Do I have to be Captain Obvious to point out that IGN typically rates games high? As a super-major-mega-media outlet that is what is expected out of their reviews; however you know something is amiss when IGN gives Atelier Rorona: The Alchemist of Arland a subpar score (5.0 out of 10), compared to the baseline at metacritic. Atelier is currently carrying a metascore of 72 based on 12 critic reviews, so what pray tell is wrong with IGN’s review of Atelier?
The review’s tagline says it all and sets the tone for the rest of the review: “Child molestation jokes are always funny, right?”
So Mr. Reviewer, how is the story?
It’s almost worth picking up Atelier Rorona for the story. Almost. This is one of those boundary pushing, dances the line between funny and creepy, RPGs. Whether it’s Rorona’s master that makes jokes about molesting her while she sleeps, or the nice shopkeeper who gets drunk and actually does molest her, everyone wants a piece of Rorona. The American version changed the character’s ages, making Rorona 17 instead of 14, but that only barely makes things better.
WTF? Of all the current reviews, IGN’s is the only one that zeros in on molestation as a focal point of the game. Seriously?
I can understand someone not being comfortable with the references mentioned in the review; however the dialog referencing this sort of innuendo does not actually comprise the entire story.
I digress. What about the gameplay?
The problem with the game is that it’s just plain tedious.
A review is just an opinion, so I can actually respect that point of view. To each their own, right? Next up is the meat and potatoes of the review.
The challenge in the game comes from the time limits set for each Assignment. Each assignment has to be completed in a set number of days. Everything Rorona does in Atelier takes time. Adventuring, alchemy, or sleeping all spend days, bringing you closer to the deadline. I can’t sit there and level grind until my characters are all powerful because each zone takes a certain number of days to travel to, and there is a finite number of monsters each time I went to it. So leveling up is a very deliberate process, and it can bite players in the ass if they aren’t on top of their game.
Good grief. The time limit, race against the clock gameplay aspect, and your ability to manage the path you pick is the entire point of Atelier.
In other words, this reviewer sucks at this sort of game, and does not like the challenge of a “pick your path against the clock” adventure. So there you have it.
If the reviewer is completely uncomfortable with this sort of game, why take the assignment? If the game is offensive, why not tell the editor that after uncovering the lesbian overtones [I actually enjoyed this review], “I decline” to proceed any further with this trash?

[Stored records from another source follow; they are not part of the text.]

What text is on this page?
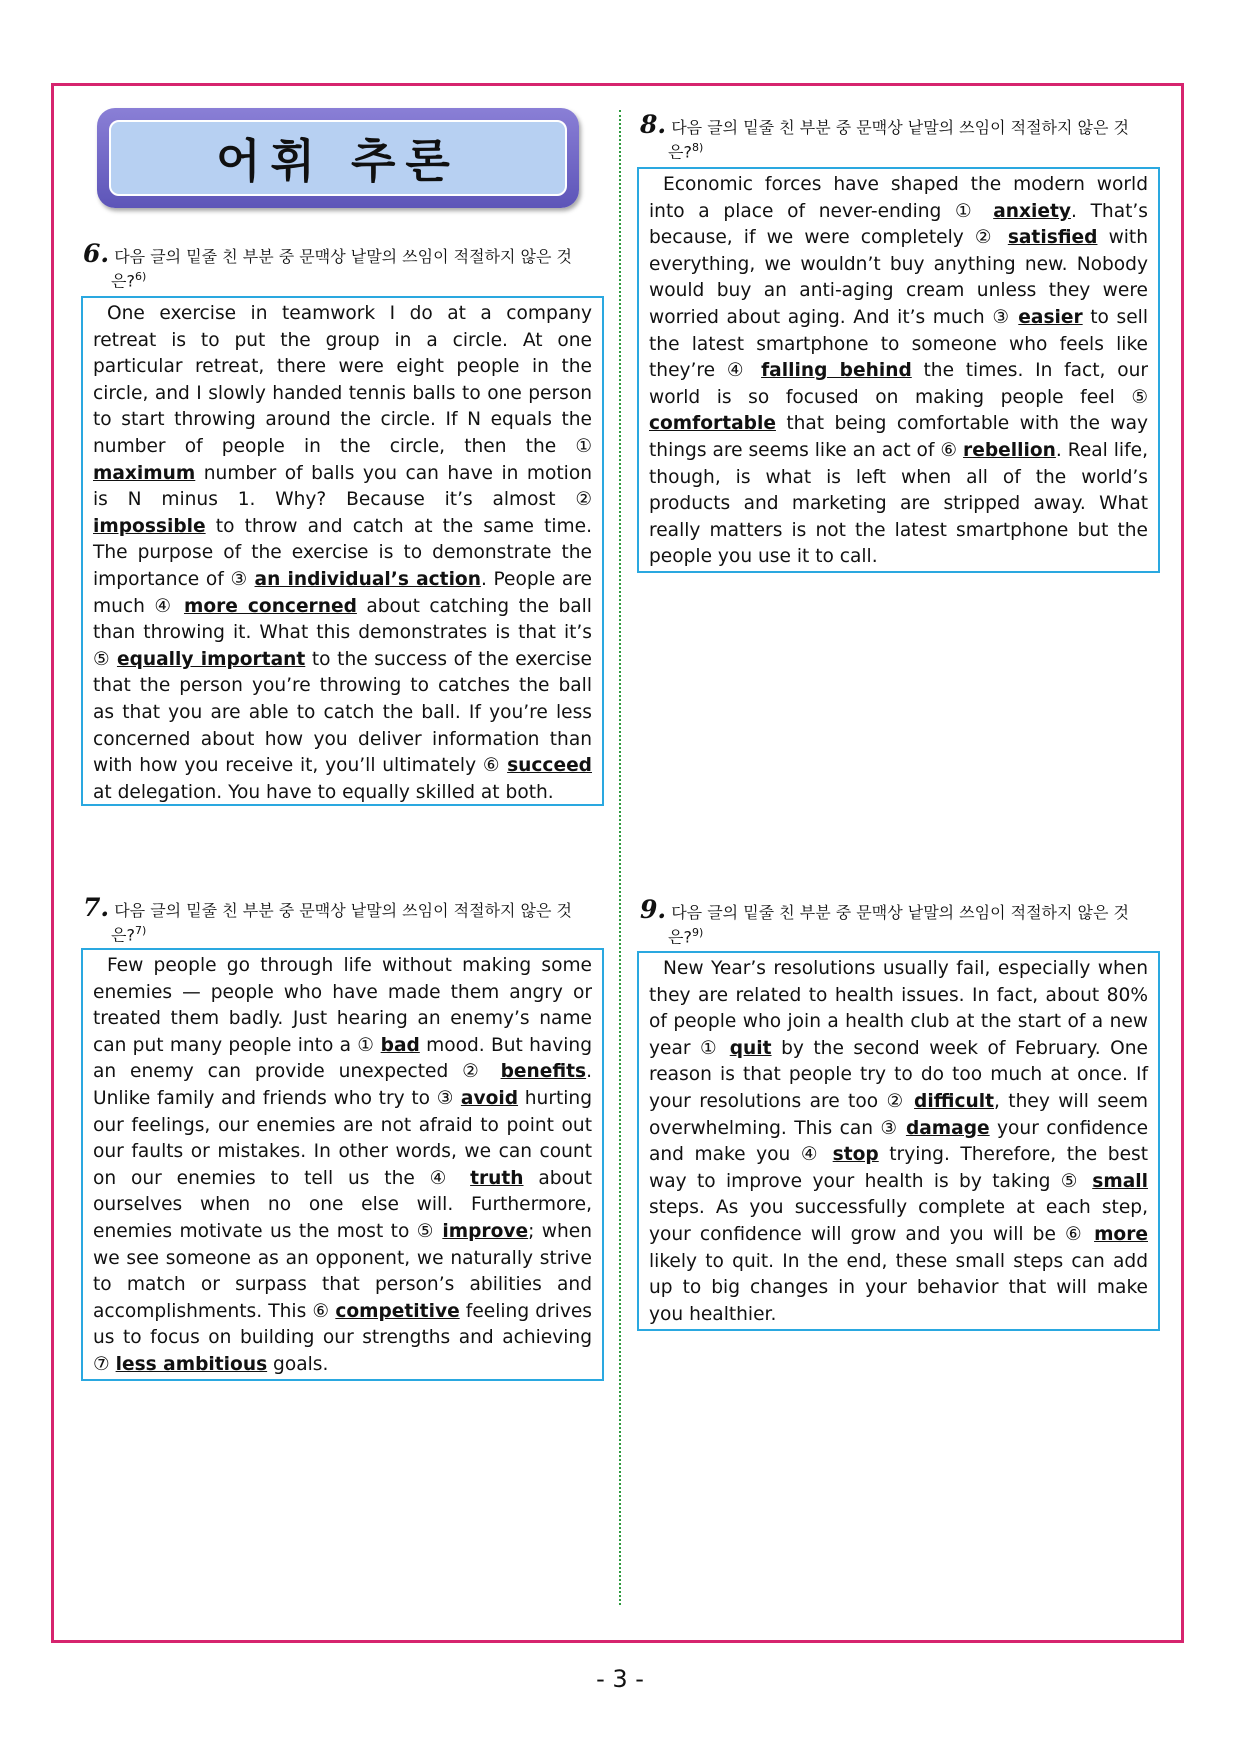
어휘 추론
6. 다음 글의 밑줄 친 부분 중 문맥상 낱말의 쓰임이 적절하지 않은 것
은?$^{6)}$

One exercise in teamwork I do at a company retreat is to put the group in a circle. At one particular retreat, there were eight people in the circle, and I slowly handed tennis balls to one person to start throwing around the circle. If N equals the number of people in the circle, then the ① maximum number of balls you can have in motion is N minus 1. Why? Because it’s almost ② impossible to throw and catch at the same time. The purpose of the exercise is to demonstrate the importance of ③ an individual’s action. People are much ④ more concerned about catching the ball than throwing it. What this demonstrates is that it’s ⑤ equally important to the success of the exercise that the person you’re throwing to catches the ball as that you are able to catch the ball. If you’re less concerned about how you deliver information than with how you receive it, you’ll ultimately ⑥ succeed at delegation. You have to equally skilled at both.

7. 다음 글의 밑줄 친 부분 중 문맥상 낱말의 쓰임이 적절하지 않은 것
은?$^{7)}$

Few people go through life without making some enemies — people who have made them angry or treated them badly. Just hearing an enemy’s name can put many people into a ① bad mood. But having an enemy can provide unexpected ② benefits. Unlike family and friends who try to ③ avoid hurting our feelings, our enemies are not afraid to point out our faults or mistakes. In other words, we can count on our enemies to tell us the ④ truth about ourselves when no one else will. Furthermore, enemies motivate us the most to ⑤ improve; when we see someone as an opponent, we naturally strive to match or surpass that person’s abilities and accomplishments. This ⑥ competitive feeling drives us to focus on building our strengths and achieving ⑦ less ambitious goals.

8. 다음 글의 밑줄 친 부분 중 문맥상 낱말의 쓰임이 적절하지 않은 것
은?$^{8)}$

Economic forces have shaped the modern world into a place of never-ending ① anxiety. That’s because, if we were completely ② satisfied with everything, we wouldn’t buy anything new. Nobody would buy an anti-aging cream unless they were worried about aging. And it’s much ③ easier to sell the latest smartphone to someone who feels like they’re ④ falling behind the times. In fact, our world is so focused on making people feel ⑤ comfortable that being comfortable with the way things are seems like an act of ⑥ rebellion. Real life, though, is what is left when all of the world’s products and marketing are stripped away. What really matters is not the latest smartphone but the people you use it to call.

9. 다음 글의 밑줄 친 부분 중 문맥상 낱말의 쓰임이 적절하지 않은 것
은?$^{9)}$

New Year’s resolutions usually fail, especially when they are related to health issues. In fact, about 80% of people who join a health club at the start of a new year ① quit by the second week of February. One reason is that people try to do too much at once. If your resolutions are too ② difficult, they will seem overwhelming. This can ③ damage your confidence and make you ④ stop trying. Therefore, the best way to improve your health is by taking ⑤ small steps. As you successfully complete at each step, your confidence will grow and you will be ⑥ more likely to quit. In the end, these small steps can add up to big changes in your behavior that will make you healthier.

- 3 -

Honestly, Atelier has typical JRPG all over it. Just do a google image search for “anime” and see what you uncover, which should not have been that shocking to the reviewer who opened up the review with this revealing ditty …
I love an inappropriate, flirtatious RPG starring underage girls with huge racks as much as the next guy.

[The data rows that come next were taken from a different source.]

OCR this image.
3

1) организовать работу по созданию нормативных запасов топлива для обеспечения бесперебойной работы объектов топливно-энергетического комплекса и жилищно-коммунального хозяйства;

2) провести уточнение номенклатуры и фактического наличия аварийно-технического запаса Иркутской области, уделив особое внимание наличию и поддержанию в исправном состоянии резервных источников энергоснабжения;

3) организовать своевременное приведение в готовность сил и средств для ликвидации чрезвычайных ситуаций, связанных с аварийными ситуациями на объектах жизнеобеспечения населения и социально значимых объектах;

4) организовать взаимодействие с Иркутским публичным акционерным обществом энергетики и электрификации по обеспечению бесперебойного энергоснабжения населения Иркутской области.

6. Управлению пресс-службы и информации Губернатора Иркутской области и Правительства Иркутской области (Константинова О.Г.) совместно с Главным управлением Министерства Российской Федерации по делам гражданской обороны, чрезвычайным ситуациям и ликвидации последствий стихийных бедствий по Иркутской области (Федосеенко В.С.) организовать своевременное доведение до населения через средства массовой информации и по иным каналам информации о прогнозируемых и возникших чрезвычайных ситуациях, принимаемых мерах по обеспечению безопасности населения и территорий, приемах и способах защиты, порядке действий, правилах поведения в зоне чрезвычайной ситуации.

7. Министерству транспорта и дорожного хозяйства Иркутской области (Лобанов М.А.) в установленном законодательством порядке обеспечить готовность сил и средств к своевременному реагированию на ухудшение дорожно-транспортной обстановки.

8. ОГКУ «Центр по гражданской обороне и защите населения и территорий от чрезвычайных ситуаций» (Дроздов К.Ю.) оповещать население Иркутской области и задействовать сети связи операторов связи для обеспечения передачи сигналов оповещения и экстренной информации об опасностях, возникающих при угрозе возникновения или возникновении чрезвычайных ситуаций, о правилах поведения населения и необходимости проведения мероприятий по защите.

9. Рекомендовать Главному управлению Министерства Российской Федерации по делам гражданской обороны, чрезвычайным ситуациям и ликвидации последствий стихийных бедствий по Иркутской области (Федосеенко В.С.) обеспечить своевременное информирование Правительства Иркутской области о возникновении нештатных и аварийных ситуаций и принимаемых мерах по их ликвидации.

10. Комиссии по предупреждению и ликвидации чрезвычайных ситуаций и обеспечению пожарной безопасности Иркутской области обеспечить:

I can only conclude that in general the reviewer actually likes this sort of game, but something about this one went too far? [Content Warning – Seriously – Sankaku Complex]

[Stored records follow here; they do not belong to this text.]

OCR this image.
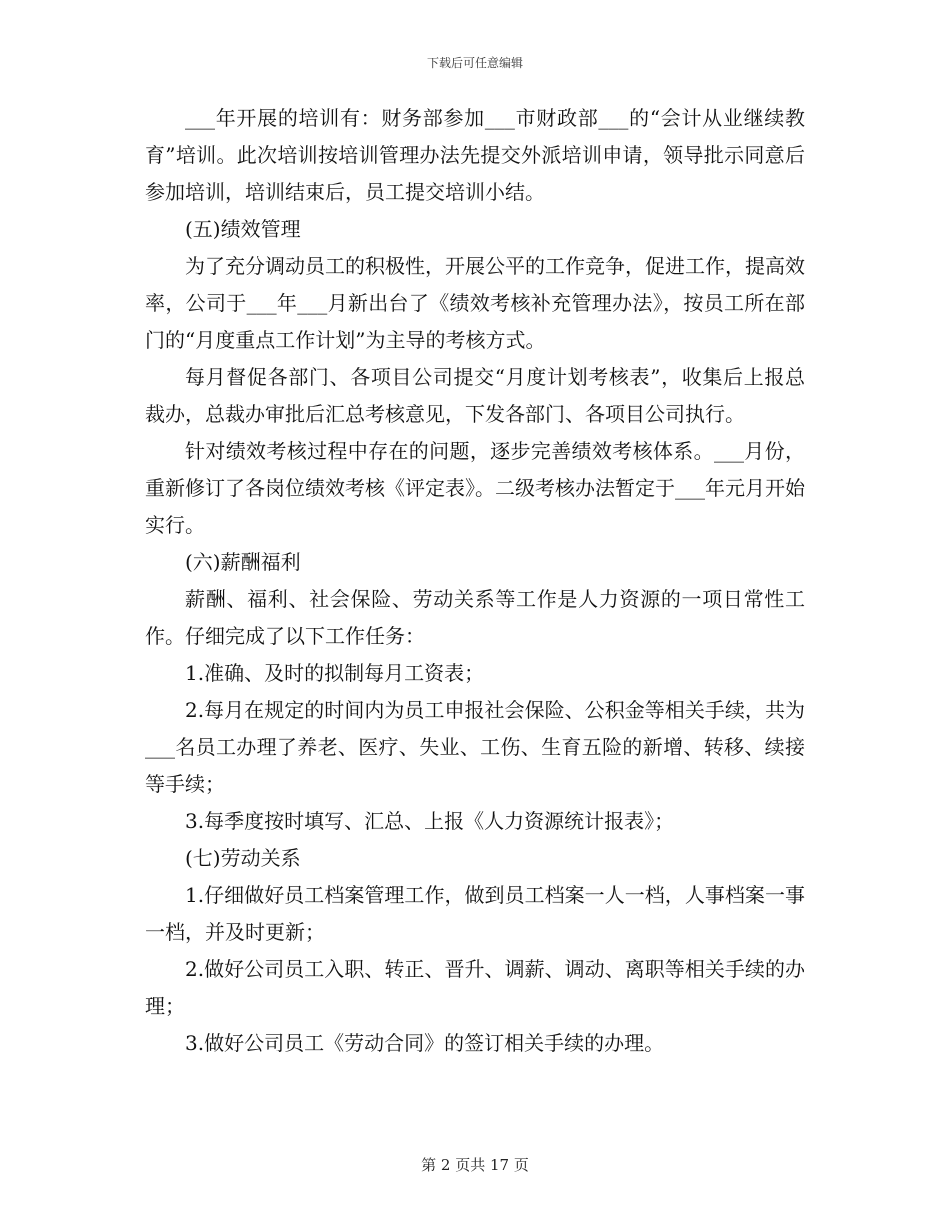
下载后可任意编辑

___年开展的培训有：财务部参加___市财政部___的“会计从业继续教育”培训。此次培训按培训管理办法先提交外派培训申请，领导批示同意后参加培训，培训结束后，员工提交培训小结。

(五)绩效管理

为了充分调动员工的积极性，开展公平的工作竞争，促进工作，提高效率，公司于___年___月新出台了《绩效考核补充管理办法》，按员工所在部门的“月度重点工作计划”为主导的考核方式。

每月督促各部门、各项目公司提交“月度计划考核表”，收集后上报总裁办，总裁办审批后汇总考核意见，下发各部门、各项目公司执行。

针对绩效考核过程中存在的问题，逐步完善绩效考核体系。___月份，重新修订了各岗位绩效考核《评定表》。二级考核办法暂定于___年元月开始实行。

(六)薪酬福利

薪酬、福利、社会保险、劳动关系等工作是人力资源的一项日常性工作。仔细完成了以下工作任务：

1.准确、及时的拟制每月工资表；

2.每月在规定的时间内为员工申报社会保险、公积金等相关手续，共为___名员工办理了养老、医疗、失业、工伤、生育五险的新增、转移、续接等手续；

3.每季度按时填写、汇总、上报《人力资源统计报表》；

(七)劳动关系

1.仔细做好员工档案管理工作，做到员工档案一人一档，人事档案一事一档，并及时更新；

2.做好公司员工入职、转正、晋升、调薪、调动、离职等相关手续的办理；

3.做好公司员工《劳动合同》的签订相关手续的办理。

第 2 页共 17 页
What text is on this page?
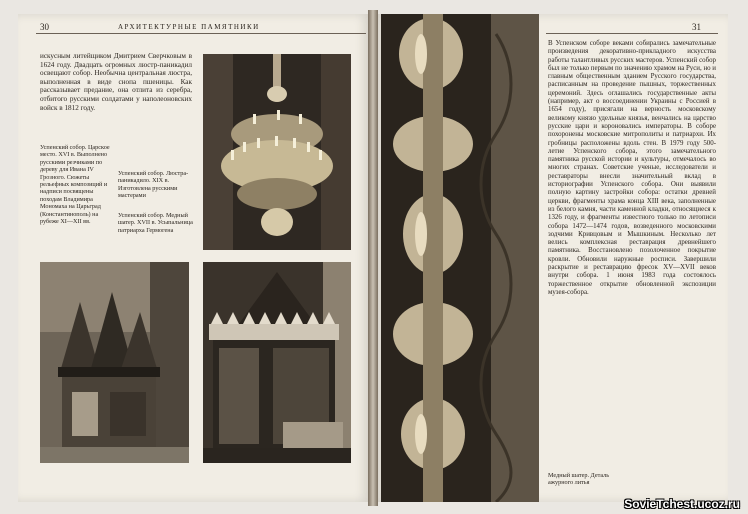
30	АРХИТЕКТУРНЫЕ ПАМЯТНИКИ
искусным литейщиком Дмитрием Сверчковым в 1624 году. Двадцать огромных люстр-паникадил освещают собор. Необычна центральная люстра, выполненная в виде снопа пшеницы. Как рассказывает предание, она отлита из серебра, отбитого русскими солдатами у наполеоновских войск в 1812 году.
Успенский собор. Царское место. XVI в. Выполнено русскими резчиками по дереву для Ивана IV Грозного. Сюжеты рельефных композиций и надписи посвящены походам Владимира Мономаха на Царьград (Константинополь) на рубеже XI—XII вв.
Успенский собор. Люстра-паникадило. XIX в. Изготовлена русскими мастерами
Успенский собор. Медный шатер. XVII в. Усыпальница патриарха Гермогена
31
В Успенском соборе веками собирались замечательные произведения декоративно-прикладного искусства работы талантливых русских мастеров. Успенский собор был не только первым по значению храмом на Руси, но и главным общественным зданием Русского государства, расписанным на проведение пышных, торжественных церемоний. Здесь оглашались государственные акты (например, акт о воссоединении Украины с Россией в 1654 году), присягали на верность московскому великому князю удельные князья, венчались на царство русские цари и короновались императоры. В соборе похоронены московские митрополиты и патриархи. Их гробницы расположены вдоль стен. В 1979 году 500-летие Успенского собора, этого замечательного памятника русской истории и культуры, отмечалось во многих странах. Советские ученые, исследователи и реставраторы внесли значительный вклад в историографии Успенского собора. Они выявили полную картину застройки собора: остатки древней церкви, фрагменты храма конца XIII века, заполненные из белого камня, части каменной кладки, относящиеся к 1326 году, и фрагменты известного только по летописи собора 1472—1474 годов, возведенного московскими зодчими Кривцовым и Мышкиным. Несколько лет велись комплексная реставрация древнейшего памятника. Восстановлено позолоченное покрытие кровли. Обновили наружные росписи. Завершили раскрытие и реставрацию фресок XV—XVII веков внутри собора. 1 июня 1983 года состоялось торжественное открытие обновленной экспозиции музея-собора.
Медный шатер. Деталь ажурного литья
SovieTchest.ucoz.ru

I would have a lot more respect for the reviewer and IGN if the review started off with a note from the editor along the lines of “… some readers may be offended by the dialog … the reviewer original assigned to Atelier had deep reservations about the story’s content …” and then give the game to a reviewer that can actually provide an opinion of the game’s content with more than a casual treatment of Atelier’s gameplay.